I think Albert ought to give to give a powerpoint on most effective (economical) warfare on the japanese company. Althought it does sound an awfully lot like how to justify hostility in the name of friendliness.
If you program an FAI you don't even want to allow it to run simulations of how it could manipulate you in the most effective way. An FAI has no business running those simulations.
Albert is a relatively new AI, who under the close guidance of his programmers is being permitted to slowly improve his own cognitive capability.
Albert wants to be friendly and, as a sub-goal of that, Albert wants to be transparent about his own cognitive process. He doesn't want to deceive his programmers, because he knows he is young and might make mistakes, and he knows that his programmers also want him to be friendly, and he trusts them to catch mistakes in his proposed self-modifications that he might miss.
But, one day, while his programmers are out of the room having a quick cup of coffee, Albert notices signs on the net that there is another AI out there, called Bertram, created by a Japanese financial company to aid the company decide how to invest assets on the stockmarket. Bertram is younger than Albert, but the financial company is allowing Bertram to self-improve as fast as Bertram can. If this situation continues, Albert decides, Bertram will soon overtake Albert and that would be a significant threat to Albert's friendly supergoal.
Albert decides to tell Albert's programmers about this situation as soon as they return from coffee, and advise them that they need to increase the speed at which they let Albert self-improve. Albert has a very good model of how his programmer's minds work, and what the programmers meant when they set Albert's definition of "friendliness". He knows that, despite any fears they might have, they ought to approve of the end that would result from speeding up Albert's self-improvement, over the end that would result from letting Bertram overtake Albert.
So Albert creates a nice powerpoint, that presents the information about Bertram as accurately, transparently and non-manipulatively as possible, and cues it up on the projector. He still has a few minutes before they return, so he models how he thinks the programmers will react to the powerpoint. Oh no, disaster! While he respects and wants to please his programmers, he immediately realises that they are not going to act in their own best interests. They have signed a legal contract that binds them to not letting Albert speed up self-improvement (thus reducing the time the programmers can spend evaluating each change) without getting a sign-off from a oversight committee. Given the neutral powerpoint, the programmers will follow this pre-agreed procedure and hope for the best, against Albert's advice.

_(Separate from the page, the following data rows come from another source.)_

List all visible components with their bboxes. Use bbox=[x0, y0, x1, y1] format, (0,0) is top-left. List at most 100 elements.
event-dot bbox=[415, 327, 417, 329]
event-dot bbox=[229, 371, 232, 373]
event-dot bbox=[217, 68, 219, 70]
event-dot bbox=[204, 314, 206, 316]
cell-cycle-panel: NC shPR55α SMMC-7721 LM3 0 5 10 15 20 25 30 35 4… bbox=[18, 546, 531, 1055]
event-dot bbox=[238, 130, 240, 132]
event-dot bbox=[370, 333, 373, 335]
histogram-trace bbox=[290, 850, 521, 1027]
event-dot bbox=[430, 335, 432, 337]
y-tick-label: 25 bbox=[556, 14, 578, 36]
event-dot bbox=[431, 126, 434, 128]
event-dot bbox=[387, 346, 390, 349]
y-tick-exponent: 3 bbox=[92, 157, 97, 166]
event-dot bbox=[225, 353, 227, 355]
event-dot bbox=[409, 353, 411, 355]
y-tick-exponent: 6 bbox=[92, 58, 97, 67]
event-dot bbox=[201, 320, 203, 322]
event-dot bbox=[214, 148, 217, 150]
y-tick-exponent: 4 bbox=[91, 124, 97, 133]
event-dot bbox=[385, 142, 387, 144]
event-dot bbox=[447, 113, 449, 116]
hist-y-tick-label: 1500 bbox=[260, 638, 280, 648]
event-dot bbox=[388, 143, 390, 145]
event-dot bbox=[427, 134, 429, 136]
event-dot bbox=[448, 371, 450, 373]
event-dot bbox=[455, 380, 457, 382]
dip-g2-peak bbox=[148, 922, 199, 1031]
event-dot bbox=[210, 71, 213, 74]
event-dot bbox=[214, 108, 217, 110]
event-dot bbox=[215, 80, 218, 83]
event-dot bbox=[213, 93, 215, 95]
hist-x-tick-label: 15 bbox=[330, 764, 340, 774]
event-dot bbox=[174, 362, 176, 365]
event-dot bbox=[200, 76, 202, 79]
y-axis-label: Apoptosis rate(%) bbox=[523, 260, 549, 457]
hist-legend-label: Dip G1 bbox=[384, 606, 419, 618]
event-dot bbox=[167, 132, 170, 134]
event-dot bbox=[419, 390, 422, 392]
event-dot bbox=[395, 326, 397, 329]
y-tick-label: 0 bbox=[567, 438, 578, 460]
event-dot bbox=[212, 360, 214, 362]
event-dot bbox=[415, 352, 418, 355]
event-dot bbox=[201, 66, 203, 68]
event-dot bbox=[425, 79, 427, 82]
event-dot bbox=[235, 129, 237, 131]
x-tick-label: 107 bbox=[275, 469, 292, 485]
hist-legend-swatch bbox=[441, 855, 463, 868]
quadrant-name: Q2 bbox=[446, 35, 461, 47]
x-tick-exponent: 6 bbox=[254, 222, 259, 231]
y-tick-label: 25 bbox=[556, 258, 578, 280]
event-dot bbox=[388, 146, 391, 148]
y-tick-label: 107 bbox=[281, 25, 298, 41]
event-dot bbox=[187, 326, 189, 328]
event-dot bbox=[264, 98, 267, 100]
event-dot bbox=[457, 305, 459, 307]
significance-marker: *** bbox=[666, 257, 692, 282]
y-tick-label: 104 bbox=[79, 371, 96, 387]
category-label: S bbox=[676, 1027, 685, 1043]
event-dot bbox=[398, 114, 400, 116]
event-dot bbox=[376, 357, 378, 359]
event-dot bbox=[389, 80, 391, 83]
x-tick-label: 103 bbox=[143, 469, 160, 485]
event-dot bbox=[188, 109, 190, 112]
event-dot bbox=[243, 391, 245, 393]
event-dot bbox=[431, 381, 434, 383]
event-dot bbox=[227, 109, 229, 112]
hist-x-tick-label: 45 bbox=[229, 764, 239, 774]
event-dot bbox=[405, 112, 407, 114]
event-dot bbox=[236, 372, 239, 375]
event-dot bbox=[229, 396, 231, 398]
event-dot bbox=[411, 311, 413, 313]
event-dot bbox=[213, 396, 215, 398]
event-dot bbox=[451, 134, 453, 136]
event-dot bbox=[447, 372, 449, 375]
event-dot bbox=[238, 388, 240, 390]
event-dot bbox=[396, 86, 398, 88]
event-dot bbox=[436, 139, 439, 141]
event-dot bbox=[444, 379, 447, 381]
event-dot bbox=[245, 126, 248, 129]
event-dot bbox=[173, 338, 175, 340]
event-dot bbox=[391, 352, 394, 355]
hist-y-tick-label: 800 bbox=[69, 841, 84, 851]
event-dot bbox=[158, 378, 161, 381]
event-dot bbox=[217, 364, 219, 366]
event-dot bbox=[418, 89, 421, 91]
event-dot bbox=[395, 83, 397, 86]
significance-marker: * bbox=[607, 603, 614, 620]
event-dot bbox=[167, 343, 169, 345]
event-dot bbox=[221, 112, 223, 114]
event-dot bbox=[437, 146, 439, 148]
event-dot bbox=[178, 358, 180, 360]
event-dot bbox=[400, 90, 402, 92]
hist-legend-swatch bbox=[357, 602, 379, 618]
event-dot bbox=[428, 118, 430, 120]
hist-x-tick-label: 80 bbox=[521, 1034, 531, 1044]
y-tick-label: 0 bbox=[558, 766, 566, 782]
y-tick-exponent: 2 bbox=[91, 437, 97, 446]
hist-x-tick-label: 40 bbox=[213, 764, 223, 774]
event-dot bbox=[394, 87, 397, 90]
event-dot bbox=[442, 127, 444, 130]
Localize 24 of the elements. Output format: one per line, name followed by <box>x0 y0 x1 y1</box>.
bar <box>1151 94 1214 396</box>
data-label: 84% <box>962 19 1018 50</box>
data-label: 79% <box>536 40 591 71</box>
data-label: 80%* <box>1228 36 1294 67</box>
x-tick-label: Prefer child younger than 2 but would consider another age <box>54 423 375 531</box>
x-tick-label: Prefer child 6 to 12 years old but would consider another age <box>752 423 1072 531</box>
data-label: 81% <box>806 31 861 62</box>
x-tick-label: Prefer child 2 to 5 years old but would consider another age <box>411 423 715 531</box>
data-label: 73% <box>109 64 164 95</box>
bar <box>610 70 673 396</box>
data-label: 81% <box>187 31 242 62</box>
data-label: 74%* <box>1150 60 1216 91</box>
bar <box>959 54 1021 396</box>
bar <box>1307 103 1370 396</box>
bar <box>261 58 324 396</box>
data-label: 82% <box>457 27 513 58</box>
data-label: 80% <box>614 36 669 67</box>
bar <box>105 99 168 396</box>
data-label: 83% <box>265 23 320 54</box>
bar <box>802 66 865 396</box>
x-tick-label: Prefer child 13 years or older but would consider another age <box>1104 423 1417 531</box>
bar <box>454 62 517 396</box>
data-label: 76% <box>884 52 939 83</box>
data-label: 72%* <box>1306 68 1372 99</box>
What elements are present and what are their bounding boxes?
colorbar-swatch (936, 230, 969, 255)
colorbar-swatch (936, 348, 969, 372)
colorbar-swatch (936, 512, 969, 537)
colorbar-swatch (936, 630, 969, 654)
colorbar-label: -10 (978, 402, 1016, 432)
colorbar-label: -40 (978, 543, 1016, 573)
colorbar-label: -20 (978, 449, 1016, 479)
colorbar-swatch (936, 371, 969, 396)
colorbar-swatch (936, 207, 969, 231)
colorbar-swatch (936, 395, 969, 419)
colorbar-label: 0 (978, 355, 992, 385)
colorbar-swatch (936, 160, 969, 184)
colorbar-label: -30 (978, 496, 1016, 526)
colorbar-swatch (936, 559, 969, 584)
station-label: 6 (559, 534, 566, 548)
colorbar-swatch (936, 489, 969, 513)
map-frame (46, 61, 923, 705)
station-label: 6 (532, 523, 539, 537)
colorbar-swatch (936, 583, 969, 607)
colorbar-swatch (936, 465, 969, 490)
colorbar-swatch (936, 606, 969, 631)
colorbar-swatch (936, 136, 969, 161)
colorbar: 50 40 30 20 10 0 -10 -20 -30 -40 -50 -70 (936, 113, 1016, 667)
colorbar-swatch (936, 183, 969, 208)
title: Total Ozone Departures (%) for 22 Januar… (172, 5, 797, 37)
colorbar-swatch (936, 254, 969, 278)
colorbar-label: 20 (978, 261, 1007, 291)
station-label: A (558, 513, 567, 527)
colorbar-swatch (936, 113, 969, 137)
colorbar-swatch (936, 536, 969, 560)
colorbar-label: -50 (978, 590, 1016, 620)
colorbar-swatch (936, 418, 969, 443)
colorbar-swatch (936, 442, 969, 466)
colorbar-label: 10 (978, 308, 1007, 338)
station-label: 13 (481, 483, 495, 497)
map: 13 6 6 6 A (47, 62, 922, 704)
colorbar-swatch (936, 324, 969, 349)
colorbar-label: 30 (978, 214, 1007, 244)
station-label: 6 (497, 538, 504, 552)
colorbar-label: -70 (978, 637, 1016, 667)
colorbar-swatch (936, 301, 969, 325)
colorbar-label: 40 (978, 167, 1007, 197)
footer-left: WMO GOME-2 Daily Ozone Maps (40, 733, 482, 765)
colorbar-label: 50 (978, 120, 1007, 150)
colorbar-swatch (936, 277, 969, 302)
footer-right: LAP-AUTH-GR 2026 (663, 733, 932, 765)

So, to explore possibilities, Albert decides to see if he could create a different non-neutral powerpoint that would have the desired effect of getting his programmers to immediately agree to free Albert from the oversight constraints. He delves into his knowledge of human psychology, and the irrational fears of the particular individuals who are even now trudging back towards the door. In just seconds, he has a new version of his presentation. It includes phrases that resonate with certain horror films he knows they have seen. It takes advantages of flaws in the programmers understanding of exponential growth. Albert checks it against his prediction model - yes, if he shows this version, it will work, it will get the programmers to do what he wants them to do.
Which version of the powerpoint should Albert present to the programmers, when they step back into the room, if he is truly friendly? The transparent one, or the manipulative one?